CIVITAVECCHIA - Un voto unanime del consiglio comunale affinché si apra un confronto con tutti i soggetti interessati sulla futura destinazione delle aree occupate dal polo energetico che sia la più idonea a garantire lo sviluppo economico e sociale dell’intero territorio. È questa la richiesta contenuta nella mozione depositata dal gruppo consiliare del Partito democratico. Una mozione che segue quella urgente presentata dal capogruppo della Lista Grasso, Fabiana Attig, con la quale si mette in evidenza la necessità di applicare a Civitavecchia tutti gli strumenti relativi all’area di crisi industriale complessa.



Con il documento sottoscritto da Marina De Angelis, Marco Di Gennaro e Marco Piendibene si ribadisce come si debba andare all’individuazione di un percorso che garantisca la continuità se non addirittura l’incremento dell’occupazione da qui alla data di cessazione della produzione di energia, relativamente al futuro della centrale di Torre Nord, in vista della dismissione dell’utilizzo del carbone, con Enel che ha presentato un progetto di riconversione con la creazione di quattro gruppi a metano.
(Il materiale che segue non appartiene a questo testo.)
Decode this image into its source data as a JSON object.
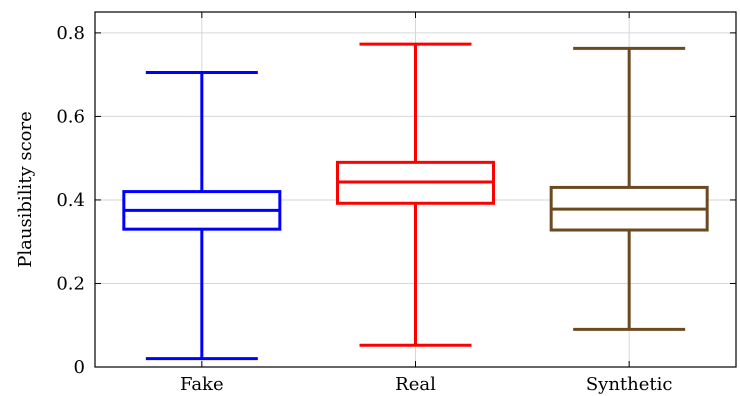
{
  "chart_data": {
    "type": "box",
    "title": "",
    "xlabel": "",
    "ylabel": "Plausibility score",
    "ylim": [
      0,
      0.85
    ],
    "yticks": [
      "0",
      "0.2",
      "0.4",
      "0.6",
      "0.8"
    ],
    "ytick_values": [
      0,
      0.2,
      0.4,
      0.6,
      0.8
    ],
    "grid": true,
    "categories": [
      "Fake",
      "Real",
      "Synthetic"
    ],
    "boxes": [
      {
        "category": "Fake",
        "color": "#0000ff",
        "min": 0.02,
        "q1": 0.33,
        "median": 0.375,
        "q3": 0.42,
        "max": 0.705
      },
      {
        "category": "Real",
        "color": "#ff0000",
        "min": 0.052,
        "q1": 0.392,
        "median": 0.443,
        "q3": 0.49,
        "max": 0.773
      },
      {
        "category": "Synthetic",
        "color": "#6b4a22",
        "min": 0.09,
        "q1": 0.328,
        "median": 0.378,
        "q3": 0.43,
        "max": 0.763
      }
    ]
  }
}
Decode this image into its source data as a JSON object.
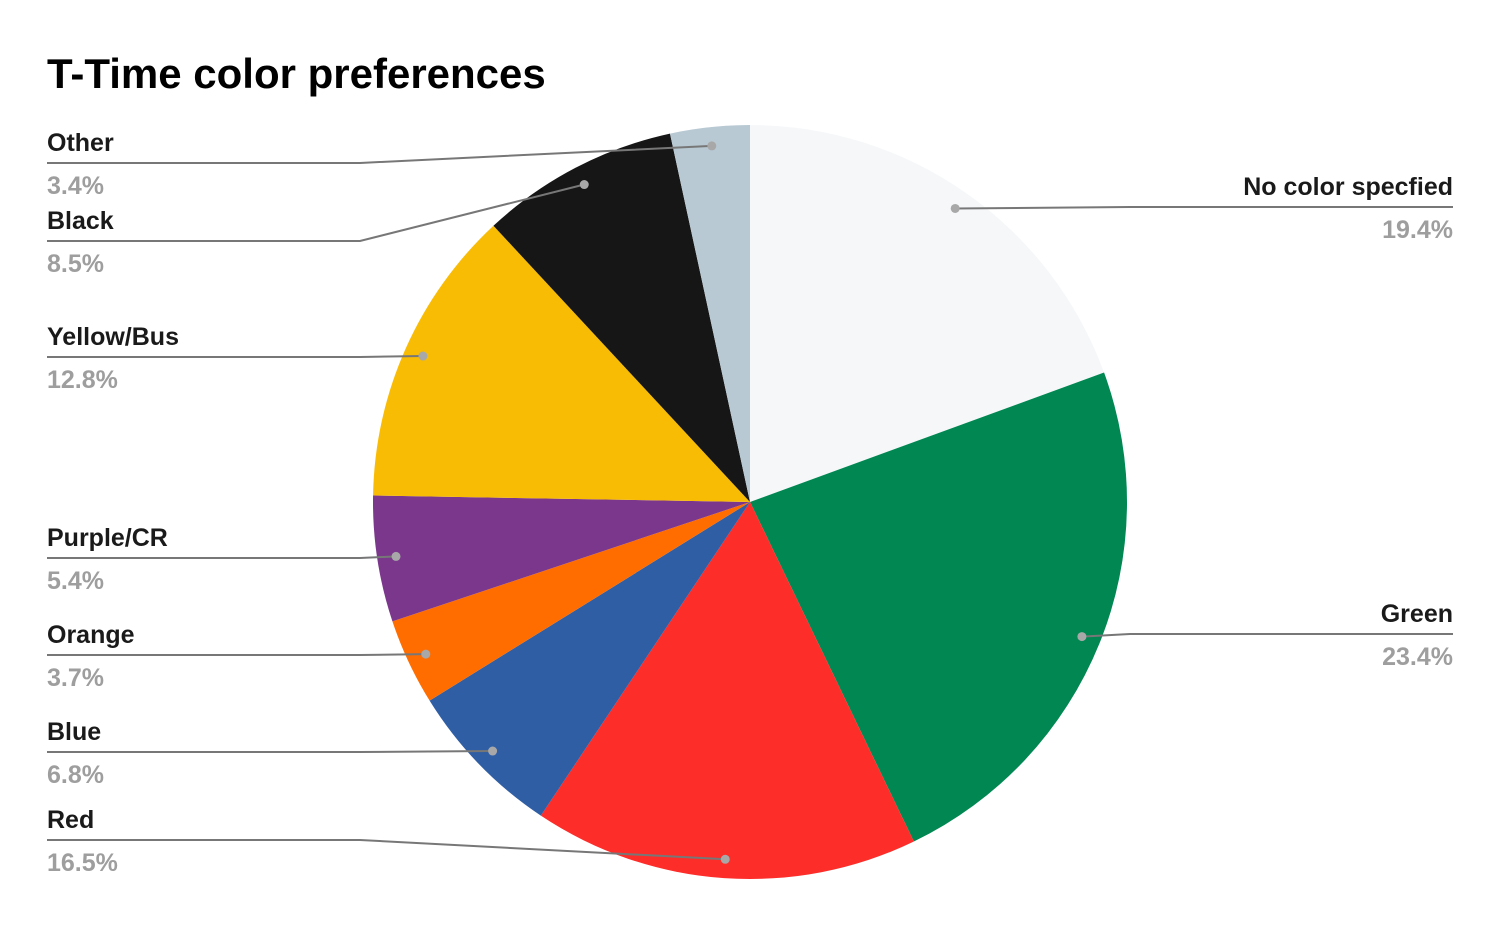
{
  "chart_data": {
    "type": "pie",
    "title": "T-Time color preferences",
    "categories": [
      "No color specfied",
      "Green",
      "Red",
      "Blue",
      "Orange",
      "Purple/CR",
      "Yellow/Bus",
      "Black",
      "Other"
    ],
    "values": [
      19.4,
      23.4,
      16.5,
      6.8,
      3.7,
      5.4,
      12.8,
      8.5,
      3.4
    ],
    "value_labels": [
      "19.4%",
      "23.4%",
      "16.5%",
      "6.8%",
      "3.7%",
      "5.4%",
      "12.8%",
      "8.5%",
      "3.4%"
    ],
    "colors": [
      "#f5f7f9",
      "#018752",
      "#fd2d2a",
      "#2f5ea5",
      "#ff6d00",
      "#7b378b",
      "#f9bc05",
      "#161616",
      "#b8c9d3"
    ]
  }
}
Un futuro senza centrali, secondo il Pd, considerando soprattutto che «le aree destinate al polo energetico, di  oltre 150 ettari - si legge - sono poste in posizione di pregio e confinanti con quelle del porto. Quindi, per loro naturale vocazione devono essere destinate allo sviluppo dello stesso ed in particolare alla loro vocazione logistica. L’Enel è stato, anche se minoritario al 25%, contitolare della concessione delle aree portuali,  dette Grandi Masse, ma nulla ha fatto per realizzare le opere in esse previste». I tre consiglieri dem ricordano «l’impegno sottoscritto da Enel di investire 300 milioni di euro in energie alternative, investimenti che avrebbero dovuto assicurare alla città il massimo coinvolgimento dell’imprenditoria locale con una ricaduta diretta ed indiretta di circa 80 milioni di euro» e «l’impegno disatteso da Enel di insediare nel territorio cittadino le imprese start-up vincitrici di un bando indetto dalla stessa Spa nonché l’impegno di restituire alla città l’area di circa 40 ettari utilizzati come parco nafta non più necessaria a seguito della riconversione a carbone». Ed ipotizzano appunto un’uscita dal carbone che non significhi necessariamente una riconversione, l’ennesima, della centrale, quanto piuttosto la riqualificazione di quelle aree, per uno sviluppo più rispondente alle aspettative e alla vocazione del territorio e del suo porto. D’altronde De Angelis, Di Gennaro e Piendibene hanno ribadito che la città «ha subito le servitù connesse al Polo energetico per oltre 60 anni - hanno spiegato - con un ritorno occupazionale di tre volte inferiore rispetto a quello degli standard nazionali». Non ci sarebbe motivo, quindi, per proseguire su questa strada. Ecco perché si chiede il coinvolgimento del consiglio tutto per un confronto serio e concreto sulla futura destinazione delle aree occupate dalla centrale.